I.        PENDAHULUAN
Dalam sejarah Islam Indonesia terdapat polarisasi umat Islam yang amat kaya. Sejak zaman kemerdekaan, Islam sudah menunjukkan beraneka ragam wajah, yang di presentasikan oleh ormas maupun orpol. Oleh para pengantar Islam keragaman ini di identifikasikan dengan berbagai nama atau lebel. Ada Islam tradisional, yaitu agama Islam yang cara pelaksanaannya masih dicampur dengan tradisi-tradisi daerah setempat, Islam modernis yaitu Islam sangat modern dengan menggunakan logika untuk menyikapi berbagai masalah yang ada dalam Islam dan berdasarkan Alquran hadist. Islam puritan (murni), Islam ekstrem, Islam abangan, Islam nasionalis dan lain sebagainya. Adanya sekian sebutan di atas-meskipun bukan berarti terdapat polarisasi yang tegas, namun cukup menjelaskan pluralitas umat muslim di Indonesia (Imdadun R, 2005:130).

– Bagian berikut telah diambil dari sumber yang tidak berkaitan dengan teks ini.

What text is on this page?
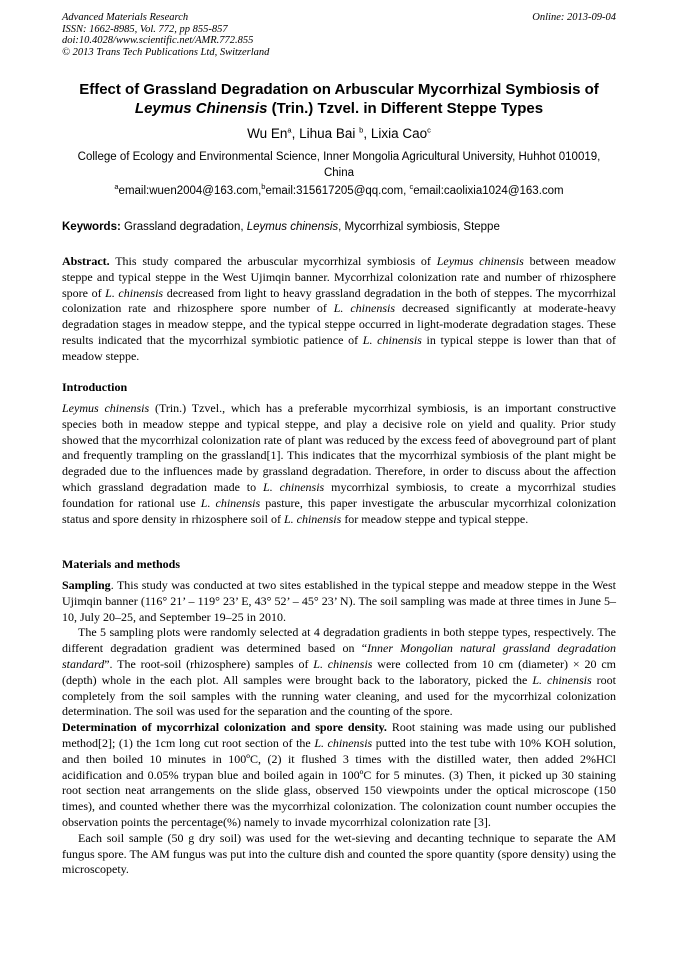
Advanced Materials Research
ISSN: 1662-8985, Vol. 772, pp 855-857
doi:10.4028/www.scientific.net/AMR.772.855
© 2013 Trans Tech Publications Ltd, Switzerland
Online: 2013-09-04
Effect of Grassland Degradation on Arbuscular Mycorrhizal Symbiosis of
Leymus Chinensis (Trin.) Tzvel. in Different Steppe Types
Wu En$^a$, Lihua Bai $^b$, Lixia Cao$^c$
College of Ecology and Environmental Science, Inner Mongolia Agricultural University, Huhhot 010019, China
$^a$email:wuen2004@163.com,$^b$email:315617205@qq.com, $^c$email:caolixia1024@163.com
Keywords: Grassland degradation, Leymus chinensis, Mycorrhizal symbiosis, Steppe

Abstract. This study compared the arbuscular mycorrhizal symbiosis of Leymus chinensis between meadow steppe and typical steppe in the West Ujimqin banner. Mycorrhizal colonization rate and number of rhizosphere spore of L. chinensis decreased from light to heavy grassland degradation in the both of steppes. The mycorrhizal colonization rate and rhizosphere spore number of L. chinensis decreased significantly at moderate-heavy degradation stages in meadow steppe, and the typical steppe occurred in light-moderate degradation stages. These results indicated that the mycorrhizal symbiotic patience of L. chinensis in typical steppe is lower than that of meadow steppe.

Introduction

Leymus chinensis (Trin.) Tzvel., which has a preferable mycorrhizal symbiosis, is an important constructive species both in meadow steppe and typical steppe, and play a decisive role on yield and quality. Prior study showed that the mycorrhizal colonization rate of plant was reduced by the excess feed of aboveground part of plant and frequently trampling on the grassland[1]. This indicates that the mycorrhizal symbiosis of the plant might be degraded due to the influences made by grassland degradation. Therefore, in order to discuss about the affection which grassland degradation made to L. chinensis mycorrhizal symbiosis, to create a mycorrhizal studies foundation for rational use L. chinensis pasture, this paper investigate the arbuscular mycorrhizal colonization status and spore density in rhizosphere soil of L. chinensis for meadow steppe and typical steppe.

Materials and methods

Sampling. This study was conducted at two sites established in the typical steppe and meadow steppe in the West Ujimqin banner (116° 21’ – 119° 23’ E, 43° 52’ – 45° 23’ N). The soil sampling was made at three times in June 5–10, July 20–25, and September 19–25 in 2010.

The 5 sampling plots were randomly selected at 4 degradation gradients in both steppe types, respectively. The different degradation gradient was determined based on “Inner Mongolian natural grassland degradation standard”. The root-soil (rhizosphere) samples of L. chinensis were collected from 10 cm (diameter) × 20 cm (depth) whole in the each plot. All samples were brought back to the laboratory, picked the L. chinensis root completely from the soil samples with the running water cleaning, and used for the mycorrhizal colonization determination. The soil was used for the separation and the counting of the spore.

Determination of mycorrhizal colonization and spore density. Root staining was made using our published method[2]; (1) the 1cm long cut root section of the L. chinensis putted into the test tube with 10% KOH solution, and then boiled 10 minutes in 100ºC, (2) it flushed 3 times with the distilled water, then added 2%HCl acidification and 0.05% trypan blue and boiled again in 100ºC for 5 minutes. (3) Then, it picked up 30 staining root section neat arrangements on the slide glass, observed 150 viewpoints under the optical microscope (150 times), and counted whether there was the mycorrhizal colonization. The colonization count number occupies the observation points the percentage(%) namely to invade mycorrhizal colonization rate [3].

Each soil sample (50 g dry soil) was used for the wet-sieving and decanting technique to separate the AM fungus spore. The AM fungus was put into the culture dish and counted the spore quantity (spore density) using the microscopety.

Di kalangan umat beragama di Indonesia terdapat aliran-aliran agama : yang diantaranya dianggap menyimpang oleh beberapa masyarakat muslim di Indonesia, sepertihalnya yang di ungkapkan oleh Hartono Ahmad Jaiz dalam bukunya tentang aliran dan paham sesat di Indonesia. Ada banyak paham sesat diantaranya Ingkar sunnah, Ahmadiyah, Jama’ Tabligh, Lembaga Dakwah Islam Indonesia (LDII) dan lain- lain. Akan tetapi, dalam makalah ini akan dijelaskan lebih jauh tentang paham sempalan LDII.

II.        RUMUSAN MASALAH
A.      Bagaimana Sejarah Berdirinya Lembaga Dakwah Islam Indonesia?
B.       Bagaimanakah Bentu-Bentuk Pemikiran Lembaga Dakwah Islam Indonesia?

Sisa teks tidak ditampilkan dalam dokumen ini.